Is “DevoManc” devolution, delegation, or dismantling of the NHS?

BMJ 2016; 352 doi: https://doi.org/10.1136/bmj.i1668 (Published 22 March 2016) Cite this as: BMJ 2016;352:i1668
  1. Fiona Godlee, editor in chief
  1. The BMJ
  2. fgodlee{at}bmj.com

It’s been said that only two things will survive a nuclear holocaust: cockroaches and regional health authorities. Does the Greater Manchester experiment in devolution—otherwise known as DevoManc—show the extraordinary regenerative powers of NHS regions, as they once more refuse to lie down and die?

Reduced in number from 14 to eight in 1994, England’s regional health authorities were transmogrified into 10 strategic health authorities in 2006, only to be vapourised altogether by the Lansley reforms in 2013.

Now, in what Richard Vize (doi:10.1136/bmj.i1611) calls “one of the most radical NHS experiments since local authorities were stripped of health responsibilities in 1948,” they could be making a comeback. From April 1, Greater Manchester will take charge of its entire £6bn health and social care budget under a newly formed strategic partnership board.

Several of those interviewed by Vize question whether this is true devolution or mere delegation. The government’s mandate still applies, and national strategies and targets remain. Some worry that it is actually a dismantling of the NHS. “The debate about how we should fund the NHS will turn into a debate about how badly local authorities are managing the NHS,” says one commentator.

Others see promising remedies for the current system’s fragmented and vertically siloed structures. Under the new plan, Manchester’s foundation trusts will lose their autonomy, forcing a more holistic response to the population’s needs. Not only will this move resources into the community, it will, if successful, reach beyond the traditional boundaries of health and social care into the wider economy. Says another commentator, “We can have an impact not just on care but on crime, worklessness, the benefits system.”

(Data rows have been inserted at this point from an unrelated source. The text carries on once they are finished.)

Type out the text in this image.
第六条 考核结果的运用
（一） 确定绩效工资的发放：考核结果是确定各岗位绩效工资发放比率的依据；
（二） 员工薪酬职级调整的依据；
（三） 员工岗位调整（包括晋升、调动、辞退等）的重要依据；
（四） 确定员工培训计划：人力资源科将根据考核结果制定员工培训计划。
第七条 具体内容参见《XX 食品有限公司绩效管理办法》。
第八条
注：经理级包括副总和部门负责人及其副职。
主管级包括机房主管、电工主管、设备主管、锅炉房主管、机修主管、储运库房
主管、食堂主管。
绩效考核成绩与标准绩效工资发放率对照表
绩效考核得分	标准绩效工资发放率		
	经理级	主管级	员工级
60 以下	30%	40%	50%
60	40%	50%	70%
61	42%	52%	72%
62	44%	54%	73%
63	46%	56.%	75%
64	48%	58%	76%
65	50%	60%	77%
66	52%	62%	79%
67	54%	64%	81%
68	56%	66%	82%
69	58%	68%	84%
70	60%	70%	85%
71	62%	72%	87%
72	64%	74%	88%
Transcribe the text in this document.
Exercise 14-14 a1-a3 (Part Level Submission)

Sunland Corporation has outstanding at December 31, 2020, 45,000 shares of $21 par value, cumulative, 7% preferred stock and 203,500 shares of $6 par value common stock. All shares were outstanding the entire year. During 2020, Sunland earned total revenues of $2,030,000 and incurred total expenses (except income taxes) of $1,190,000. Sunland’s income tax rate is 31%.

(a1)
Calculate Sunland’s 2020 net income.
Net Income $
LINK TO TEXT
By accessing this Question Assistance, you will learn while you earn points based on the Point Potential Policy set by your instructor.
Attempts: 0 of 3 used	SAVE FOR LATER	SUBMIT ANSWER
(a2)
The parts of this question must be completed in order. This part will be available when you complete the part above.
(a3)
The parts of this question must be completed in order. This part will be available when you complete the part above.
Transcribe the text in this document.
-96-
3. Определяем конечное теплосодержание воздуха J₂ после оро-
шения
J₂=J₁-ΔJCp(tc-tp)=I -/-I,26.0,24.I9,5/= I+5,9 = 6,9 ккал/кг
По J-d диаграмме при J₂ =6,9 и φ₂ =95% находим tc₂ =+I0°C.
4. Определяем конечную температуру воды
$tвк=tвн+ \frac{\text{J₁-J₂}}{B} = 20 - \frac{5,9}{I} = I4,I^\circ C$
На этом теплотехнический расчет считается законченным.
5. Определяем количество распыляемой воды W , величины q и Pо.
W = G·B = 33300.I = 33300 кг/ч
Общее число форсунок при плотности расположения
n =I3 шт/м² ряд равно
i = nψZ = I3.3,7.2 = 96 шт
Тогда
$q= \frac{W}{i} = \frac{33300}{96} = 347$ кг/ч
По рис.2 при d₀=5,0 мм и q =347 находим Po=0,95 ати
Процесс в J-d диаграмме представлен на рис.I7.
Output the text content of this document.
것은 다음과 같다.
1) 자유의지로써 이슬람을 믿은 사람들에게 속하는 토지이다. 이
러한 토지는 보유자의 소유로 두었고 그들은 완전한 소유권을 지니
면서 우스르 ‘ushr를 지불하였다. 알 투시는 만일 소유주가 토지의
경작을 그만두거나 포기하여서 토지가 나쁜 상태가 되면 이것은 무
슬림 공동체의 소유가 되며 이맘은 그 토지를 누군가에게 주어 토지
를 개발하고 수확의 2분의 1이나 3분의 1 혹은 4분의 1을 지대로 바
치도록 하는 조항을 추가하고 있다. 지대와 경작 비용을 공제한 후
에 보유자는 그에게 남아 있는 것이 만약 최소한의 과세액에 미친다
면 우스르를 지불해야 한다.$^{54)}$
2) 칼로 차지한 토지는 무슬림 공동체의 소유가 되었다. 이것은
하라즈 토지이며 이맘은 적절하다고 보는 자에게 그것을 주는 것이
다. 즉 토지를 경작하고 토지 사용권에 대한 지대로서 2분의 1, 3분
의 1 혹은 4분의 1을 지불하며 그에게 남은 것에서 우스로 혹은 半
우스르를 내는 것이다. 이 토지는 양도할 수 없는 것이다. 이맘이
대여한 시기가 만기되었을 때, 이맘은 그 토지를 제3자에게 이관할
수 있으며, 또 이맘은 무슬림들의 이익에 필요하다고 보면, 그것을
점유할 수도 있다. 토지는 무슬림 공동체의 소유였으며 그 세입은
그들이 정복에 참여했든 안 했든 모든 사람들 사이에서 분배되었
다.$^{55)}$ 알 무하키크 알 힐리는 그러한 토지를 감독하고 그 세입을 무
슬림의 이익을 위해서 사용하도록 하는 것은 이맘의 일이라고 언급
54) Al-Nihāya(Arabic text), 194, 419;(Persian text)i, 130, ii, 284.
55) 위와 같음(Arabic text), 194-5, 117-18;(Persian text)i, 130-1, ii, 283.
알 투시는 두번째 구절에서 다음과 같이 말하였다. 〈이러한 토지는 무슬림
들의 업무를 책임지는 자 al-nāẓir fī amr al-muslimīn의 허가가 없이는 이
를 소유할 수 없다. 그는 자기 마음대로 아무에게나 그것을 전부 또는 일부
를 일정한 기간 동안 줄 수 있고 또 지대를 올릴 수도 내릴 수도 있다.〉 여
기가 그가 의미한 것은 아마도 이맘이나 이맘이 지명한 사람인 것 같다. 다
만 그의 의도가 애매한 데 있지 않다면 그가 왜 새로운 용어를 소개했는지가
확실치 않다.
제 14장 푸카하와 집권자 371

But herein may lie one of many obstacles to success, say Kieran Walshe and colleagues (doi:10.1136/bmj.i1495). Will care providers be willing to see their resources transferred to criminal justice, housing, and employment in the interests of the greater good?

The scale of the financial and organisational challenge is enormous, and the stakes are high. If Manchester succeeds, others may follow. NHS England may simply be too big to work as a single entity. Scotland, Wales, and Northern Ireland already provide natural experiments in autonomous health systems serving populations of 5 million or less. With 2.7 million inhabitants, Greater Manchester could prove both small enough to manage and big enough to matter. If so I will be the first to say, come back regional health authorities, all is forgiven.

Greater Manchester could prove both small enough to manage and big enough to matter. If so I will be the first to say, come back regional health authorities, all is forgiven.